Mata cette idée de ne pas faire de vagues cette situation insensée de deux femmes autour du même homme mon père passant de toi à Mata cette chose admise pas admise tue à Paris tue à Cotonou tue partout pourtant hyper parlante pour nous les enfants qui devions nous y retrouver perdus dans le froid de l’appartement du boulevard Haussmann perdus dans la chaleur infernale de Ouagadougou comment vivre ici ou là-bas tu n’y as jamais répondu tu disais il faut vivre oui…
Ainsi parle Houédo - Houédo Dieu-Donné Parfait Dossa -, l’un des cinq fils qui font tous le même constat d’une forme d’abandon maternel, entre alcool, activité d’écriture, et manque d’argent fatal. Seul, le plus jeune Vincent - Vincent Dissez - dit s’être épanoui, plus ouvert à l’ambiance festive nocturne où la Mère entraînait l’enfant endormi. Il chante et danse nu à présent dans ces mêmes lieux, et autour du cercueil. Se dévêtant de sa longue robe de soirée, l’interprète danse une forme évanescente où l’on verrait des oiseaux, ceux auxquels s’adresse la soeur - secrète Aurore Bonnet.
Deux fils ont davantage souffert : Laurent, amoureux - Laurent Sauvage -, vêtu d’un costume blanc, d’une présence scénique affirmée, entière et pleine, et Stan - Stanislas Nordey -, costume sombre, qui marche avec une canne, malade, parti vivre loin pour fuir la Mère qui le préférait.
L’aîné, Claude - Claude Duparfait -, se désespère, rejeté pour sa rigidité d’esprit - beau comique. Et Océane Caïraty, Mata Gabin, Ysanis Padonou, Mélody Pini, Claire Toubin sont toutes justes.
Nous ne saurons pas quel est le nom du grand auteur qui officiait au premier étage de l’appartement de 250 mètres carrés du Boulevard Haussmann : la Mère, un siècle plus tard, faisait de même dans son appartement d’étage supérieur - petite pièce noire, « trou » avec oeil de boeuf.
Est mis au jour avec délicatesse l’immensité du chagrin de qui perd un être cher, soit une part constituée de soi qui s’effondre et que l’on s’efforce de rattraper à travers des souvenirs salutaires.
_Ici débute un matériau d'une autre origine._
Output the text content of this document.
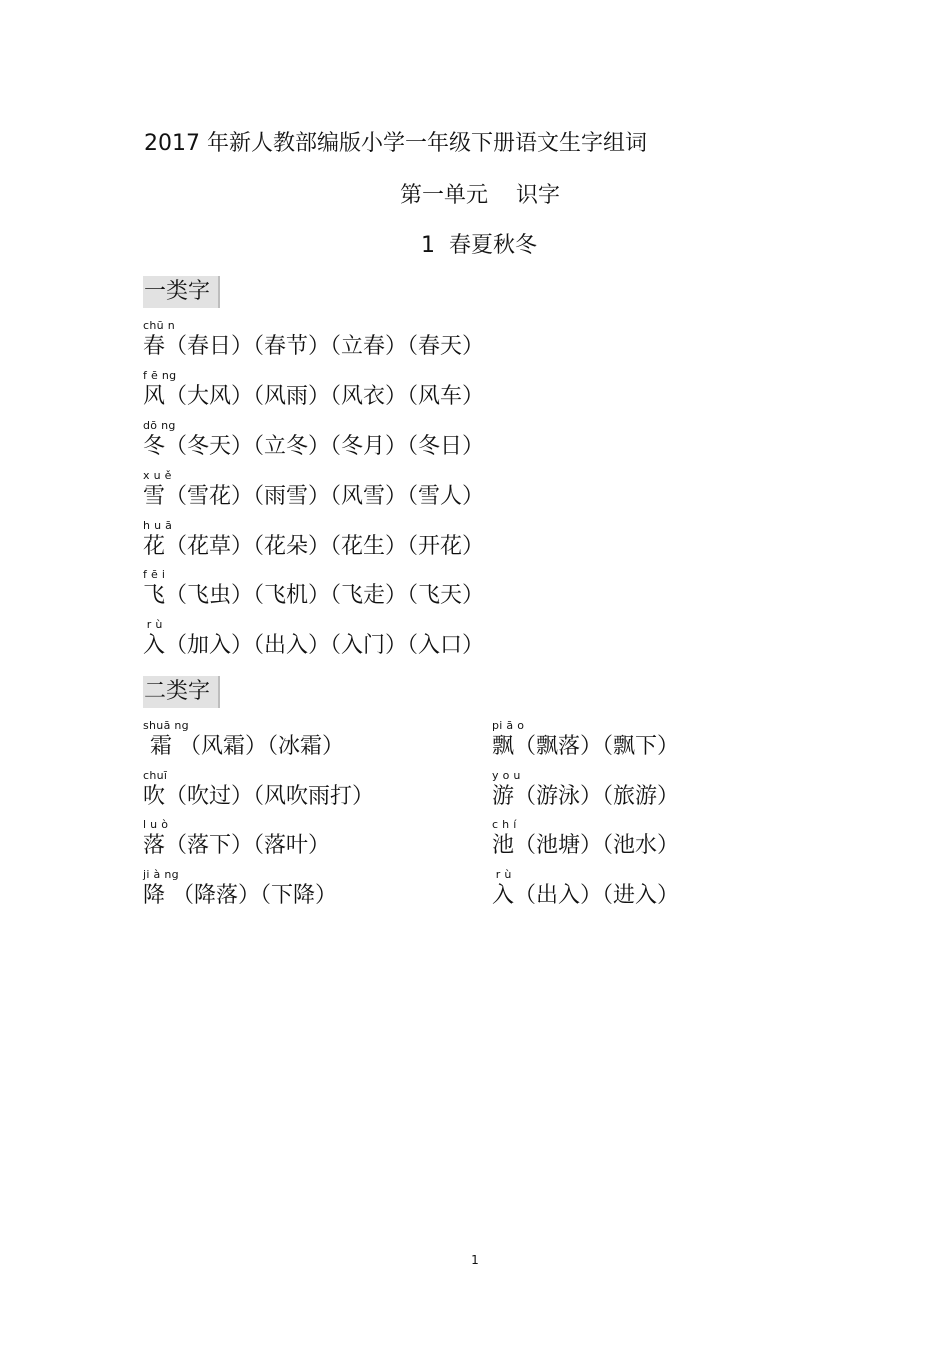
2017 年新人教部编版小学一年级下册语文生字组词
第一单元    识字
1  春夏秋冬
一类字
chū n
春（春日）（春节）（立春）（春天）
f ē ng
风（大风）（风雨）（风衣）（风车）
dō ng
冬（冬天）（立冬）（冬月）（冬日）
x u ě
雪（雪花）（雨雪）（风雪）（雪人）
h u ā
花（花草）（花朵）（花生）（开花）
f ē i
飞（飞虫）（飞机）（飞走）（飞天）
r ù
入（加入）（出入）（入门）（入口）
二类字
shuā ng
霜 （风霜）（冰霜）
chuī
吹（吹过）（风吹雨打）
l u ò
落（落下）（落叶）
ji à ng
降 （降落）（下降）
pi ā o
飘（飘落）（飘下）
y o u
游（游泳）（旅游）
c h í
池（池塘）（池水）
r ù
入（出入）（进入）
1
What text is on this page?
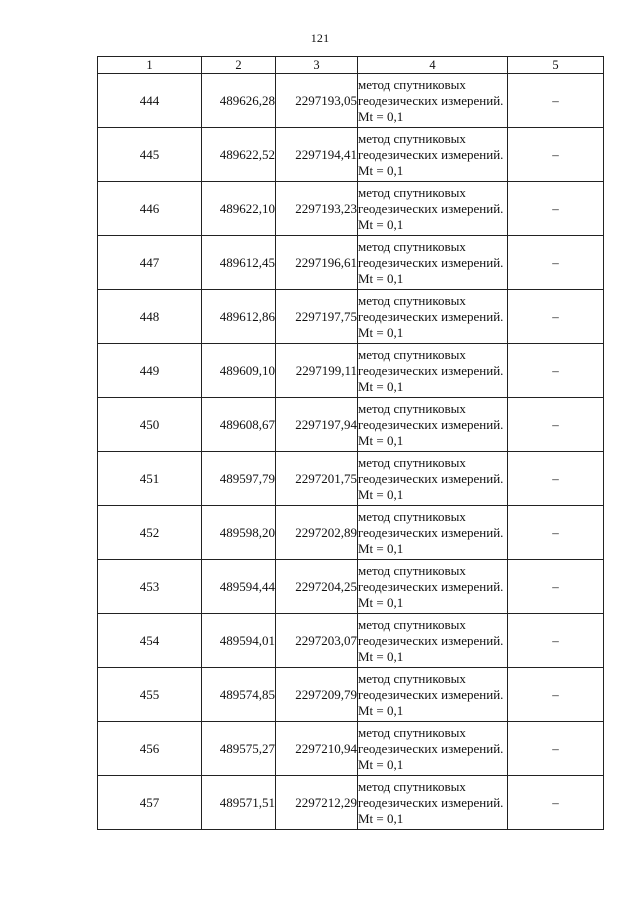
121
1	2	3	4	5
444	489626,28	2297193,05	метод спутниковых геодезических измерений. Mt = 0,1	–
445	489622,52	2297194,41	метод спутниковых геодезических измерений. Mt = 0,1	–
446	489622,10	2297193,23	метод спутниковых геодезических измерений. Mt = 0,1	–
447	489612,45	2297196,61	метод спутниковых геодезических измерений. Mt = 0,1	–
448	489612,86	2297197,75	метод спутниковых геодезических измерений. Mt = 0,1	–
449	489609,10	2297199,11	метод спутниковых геодезических измерений. Mt = 0,1	–
450	489608,67	2297197,94	метод спутниковых геодезических измерений. Mt = 0,1	–
451	489597,79	2297201,75	метод спутниковых геодезических измерений. Mt = 0,1	–
452	489598,20	2297202,89	метод спутниковых геодезических измерений. Mt = 0,1	–
453	489594,44	2297204,25	метод спутниковых геодезических измерений. Mt = 0,1	–
454	489594,01	2297203,07	метод спутниковых геодезических измерений. Mt = 0,1	–
455	489574,85	2297209,79	метод спутниковых геодезических измерений. Mt = 0,1	–
456	489575,27	2297210,94	метод спутниковых геодезических измерений. Mt = 0,1	–
457	489571,51	2297212,29	метод спутниковых геодезических измерений. Mt = 0,1	–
Mon Absente, texte (à paraître aux Solitaires Intempestifs), mise en scène et installation de Pascal Rambert. Avec les artistes associés et les élèves diplômés de l’Ecole du TNS (Groupe 44), Audrey Bonnet, Océane Caïraty, Houédo Dieu-Donné Parfait Dossa, Vincent Dissez, Claude Duparfait, Mata Gabin, Stanislas Nordey,Ysanis Padonou, Mélody Pini, Laurent Sauvage, Claire Toubin. Lumière Yves Godin, costumes Anaïs Romand, musique Alexandre Meyer. Du 28 mars au 6 avril 2023 à 19h au Théâtre National de Strasbourg 1, avenue de la Marseillaise 67000- Strasbourg. Tournée - Du 3 au 5 janvier 2024 à Annecy, Bonlieu Scène nationale, Du 9 au 19 janvier 2024 à Bobigny, MC93 - Maison de la Culture de Seine-Saint-Denis. Du 23 au 25 janvier 2024 à Nice, Théâtre de Nice, Centre dramatique national. Du 30 janvier au 1er février 2024 à Marseille, La Criée, Centre dramatique national.